Uly : 1822.demos Critique d’album | Fourche de pas

Fils stylistique de Sly Stone, Bootsy Collins et Maxwell, le funkster montant Uly (né Rafino Murphy) invoque la musique soul progressive des non-conformistes de la fusion des années 70 et de leurs petits néo-soul des années 90. Sa vision vintage comprend des riffs de guitare doux, un jeu de trompette émouvant, des lignes de basse montées à fond, des caisses claires qui frappent sec et fort et un fausset qui ferait battre le cœur de D’Angelo. Ces airs veloutés, avec toute leur bonté de production nostalgique, donnent l’impression de placer un filtre Instagram granuleux et désaturé sur votre champ de vision.

Le chanteur et multi-instrumentiste irlando-philippin, basé à Dublin, a récemment marqué les esprits grâce à des placements dans les adaptations télévisées populaires de deux romans de Sally Rooney, Personnes normales et Conversations avec un amis. L’attention supplémentaire fait suite à son travail dans le trio alt-jazz INNRSPACE, à des collaborations étroites avec le rappeur Nealo et à une série de sorties solo de courte durée, dont l’EP 2020 si tu étais un jour, tu serais dimanche (chansons pour marcher), plus une flopée de singles et de loosies. Le titre de sa dernière parution, 1822.demos, suggère quelque chose de mi-cuit, comme un tas de fichiers WAV mal aimés assis sur son bureau. Mais avec 12 titres, c’est à la fois le projet le plus long et le plus complet d’Uly à ce jour – un aperçu plus complet de son alchimie R&B.

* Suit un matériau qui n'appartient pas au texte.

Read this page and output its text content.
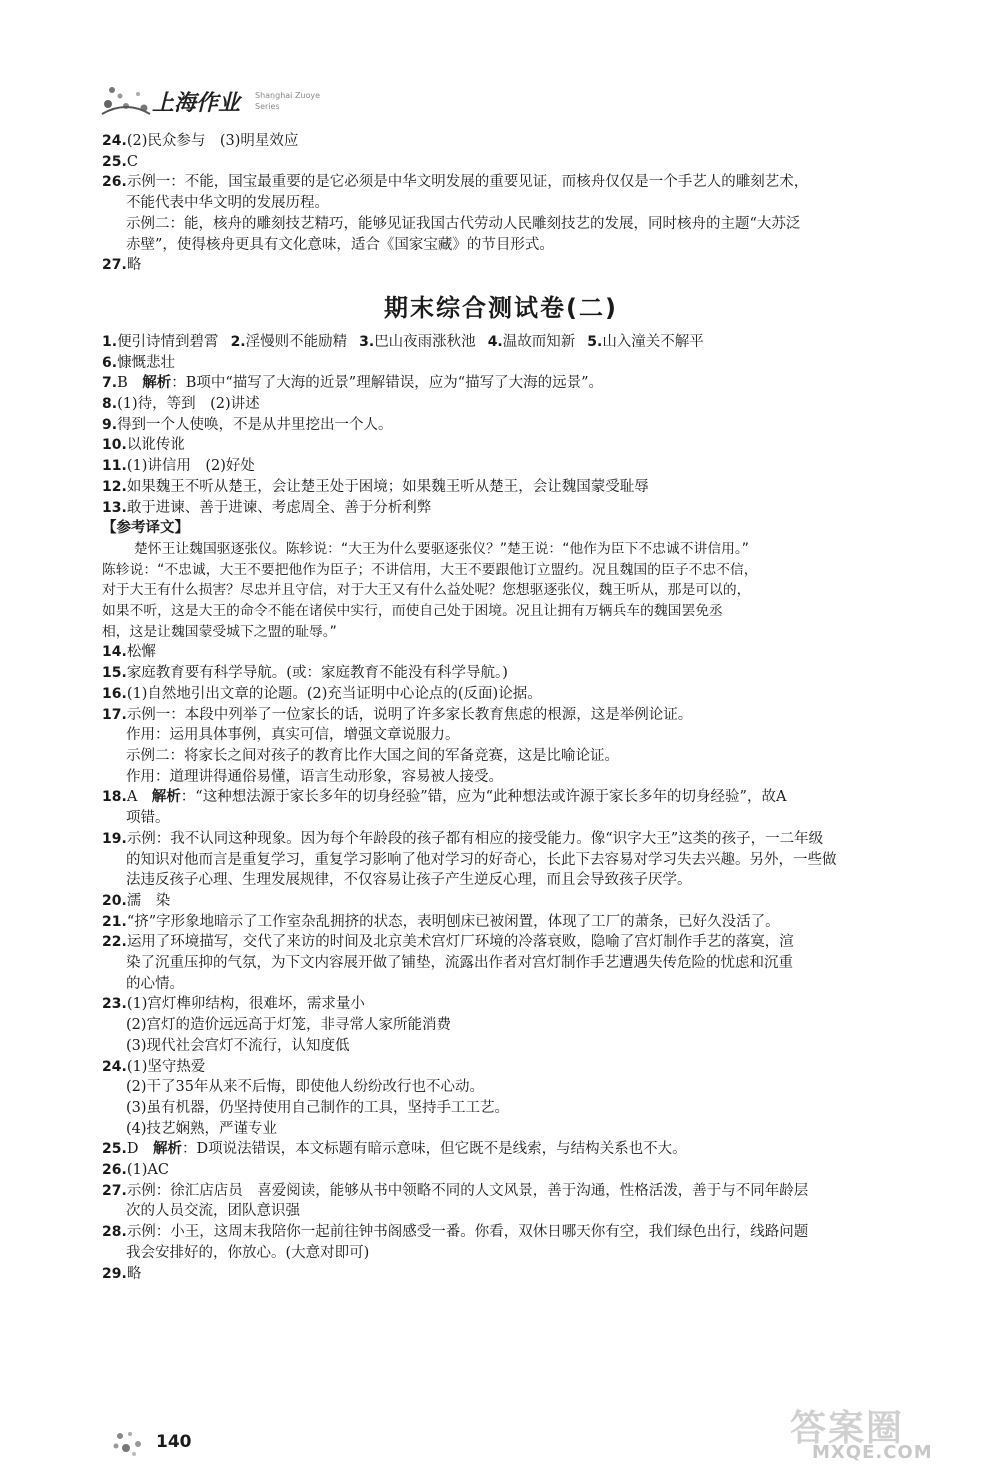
上海作业 Shanghai Zuoye
Series
24.(2)民众参与　(3)明星效应
25.C
26.示例一：不能，国宝最重要的是它必须是中华文明发展的重要见证，而核舟仅仅是一个手艺人的雕刻艺术，
不能代表中华文明的发展历程。
示例二：能，核舟的雕刻技艺精巧，能够见证我国古代劳动人民雕刻技艺的发展，同时核舟的主题“大苏泛
赤壁”，使得核舟更具有文化意味，适合《国家宝藏》的节目形式。
27.略
期末综合测试卷(二)
1.便引诗情到碧霄 2.淫慢则不能励精 3.巴山夜雨涨秋池 4.温故而知新 5.山入潼关不解平
6.慷慨悲壮
7.B　 解析：B项中“描写了大海的近景”理解错误，应为“描写了大海的远景”。
8.(1)待，等到　(2)讲述
9.得到一个人使唤，不是从井里挖出一个人。
10.以讹传讹
11.(1)讲信用　(2)好处
12.如果魏王不听从楚王，会让楚王处于困境；如果魏王听从楚王，会让魏国蒙受耻辱
13.敢于进谏、善于进谏、考虑周全、善于分析利弊
【参考译文】
楚怀王让魏国驱逐张仪。陈轸说：“大王为什么要驱逐张仪？”楚王说：“他作为臣下不忠诚不讲信用。”
陈轸说：“不忠诚，大王不要把他作为臣子；不讲信用，大王不要跟他订立盟约。况且魏国的臣子不忠不信，
对于大王有什么损害？尽忠并且守信，对于大王又有什么益处呢？您想驱逐张仪，魏王听从，那是可以的，
如果不听，这是大王的命令不能在诸侯中实行，而使自己处于困境。况且让拥有万辆兵车的魏国罢免丞
相，这是让魏国蒙受城下之盟的耻辱。”
14.松懈
15.家庭教育要有科学导航。(或：家庭教育不能没有科学导航。)
16.(1)自然地引出文章的论题。(2)充当证明中心论点的(反面)论据。
17.示例一：本段中列举了一位家长的话，说明了许多家长教育焦虑的根源，这是举例论证。
作用：运用具体事例，真实可信，增强文章说服力。
示例二：将家长之间对孩子的教育比作大国之间的军备竞赛，这是比喻论证。
作用：道理讲得通俗易懂，语言生动形象，容易被人接受。
18.A　 解析：“这种想法源于家长多年的切身经验”错，应为“此种想法或许源于家长多年的切身经验”，故A
项错。
19.示例：我不认同这种现象。因为每个年龄段的孩子都有相应的接受能力。像“识字大王”这类的孩子，一二年级
的知识对他而言是重复学习，重复学习影响了他对学习的好奇心，长此下去容易对学习失去兴趣。另外，一些做
法违反孩子心理、生理发展规律，不仅容易让孩子产生逆反心理，而且会导致孩子厌学。
20.濡　染
21.“挤”字形象地暗示了工作室杂乱拥挤的状态，表明刨床已被闲置，体现了工厂的萧条，已好久没活了。
22.运用了环境描写，交代了来访的时间及北京美术宫灯厂环境的冷落衰败，隐喻了宫灯制作手艺的落寞，渲
染了沉重压抑的气氛，为下文内容展开做了铺垫，流露出作者对宫灯制作手艺遭遇失传危险的忧虑和沉重
的心情。
23.(1)宫灯榫卯结构，很难坏，需求量小
(2)宫灯的造价远远高于灯笼，非寻常人家所能消费
(3)现代社会宫灯不流行，认知度低
24.(1)坚守热爱
(2)干了35年从来不后悔，即使他人纷纷改行也不心动。
(3)虽有机器，仍坚持使用自己制作的工具，坚持手工工艺。
(4)技艺娴熟，严谨专业
25.D　 解析：D项说法错误，本文标题有暗示意味，但它既不是线索，与结构关系也不大。
26.(1)AC
27.示例：徐汇店店员　喜爱阅读，能够从书中领略不同的人文风景，善于沟通，性格活泼，善于与不同年龄层
次的人员交流，团队意识强
28.示例：小王，这周末我陪你一起前往钟书阁感受一番。你看，双休日哪天你有空，我们绿色出行，线路问题
我会安排好的，你放心。(大意对即可)
29.略
140	答案圈
MXQE.COM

Le projet débute par une immersion dans l’univers kaléidoscopique d’Uly, mettant en évidence sa sensibilité éclectique. « King Smooch Returns (pt. I-III) » raconte le retour d’un amoureux en douceur dans un vieux quartier de la ville une décennie après sa disparition. La chanson est divisée en trois arrangements consécutifs, chacun distinct : d’abord, il y a une explosion de funk salace, puis un rythme entraînant, et enfin, une tranche sombre de jazz lounge distinguée par le cor souple d’Uly, qui dégage l’aura élégante de Français nouvelle vague cinéma. Principalement, 1822.demos est tendre et romantique. « Cold Mountain Air » est une ballade enivrante et faiblement éclairée. La voix d’Uly est chaleureuse et conversationnelle, comme s’il faisait parler l’oreiller sous la lueur des lampes à lave; un énorme solo de guitare vers la fin du morceau l’envoie vers le ciel, rappelant notamment « Shhhh » de Prince. Uly n’est pas un revivaliste rétro pur et dur : « tryin' » contorsionne les voix et la boucle de piano dans un instrument hip-hop qui ferait appel aux penchants étranges du rappeur new-yorkais MIKE.

La musique a une tendance psychotrope qui complète les questions existentielles d’Uly. « Dernièrement, j’ai pensé aux étoiles / Et au fait que je n’arriverai jamais à les atteindre », répète-t-il sur « White Dog ». Le single « Emperor’s new groove (for klara) » revisite le roman de Kazuo Ishiguro Clara et le soleil, avec Uly adoptant la perspective d’un androïde sensible qui essaie de saisir les concepts humains de compassion et d’amour. « Juste une minute, je peux sentir quelque chose déferler dans mon corps », chante-t-il, le merveilleux sens de nouvelles émotions ineffables tourbillonnant dans sa voix délicate en toile d’araignée. Ensuite, il y a « valse lente sur la lune », un duo avec la chanteuse Chi Chi. Il dépeint deux amants astronautes piégés dans le vide de l’espace, sachant qu’être physiquement intimes signifierait leur mort. Avec ses mélodies apaisantes, ses accords de piano spacieux et sa guitare électrique lointaine, vous pouvez presque imaginer le couple se regardant dans les yeux à travers les visières de leurs casques pressurisés, tournant lentement main dans la main en grands cercles sur l’hémisphère lunaire.

La connexion entre 1822.demos‘ L’instrumentation psych impressionniste et les paroles de science-fiction s’écartent de manière frappante du sujet archétypal que l’on trouve dans la musique soul. Ici, Uly synthétise ses larges influences stylistiques dans une vision cohérente. 1822.demos est une collection élégante et cosmique qui boucle la première phase de sa carrière solo. Toute personne à la recherche d’esprits anciens, en particulier ceux dédiés aux époques révolues du funk et de la soul, peut le suivre. Uly est peut-être un enfant des plus grandes traditions, mais il grave aussi son propre coin.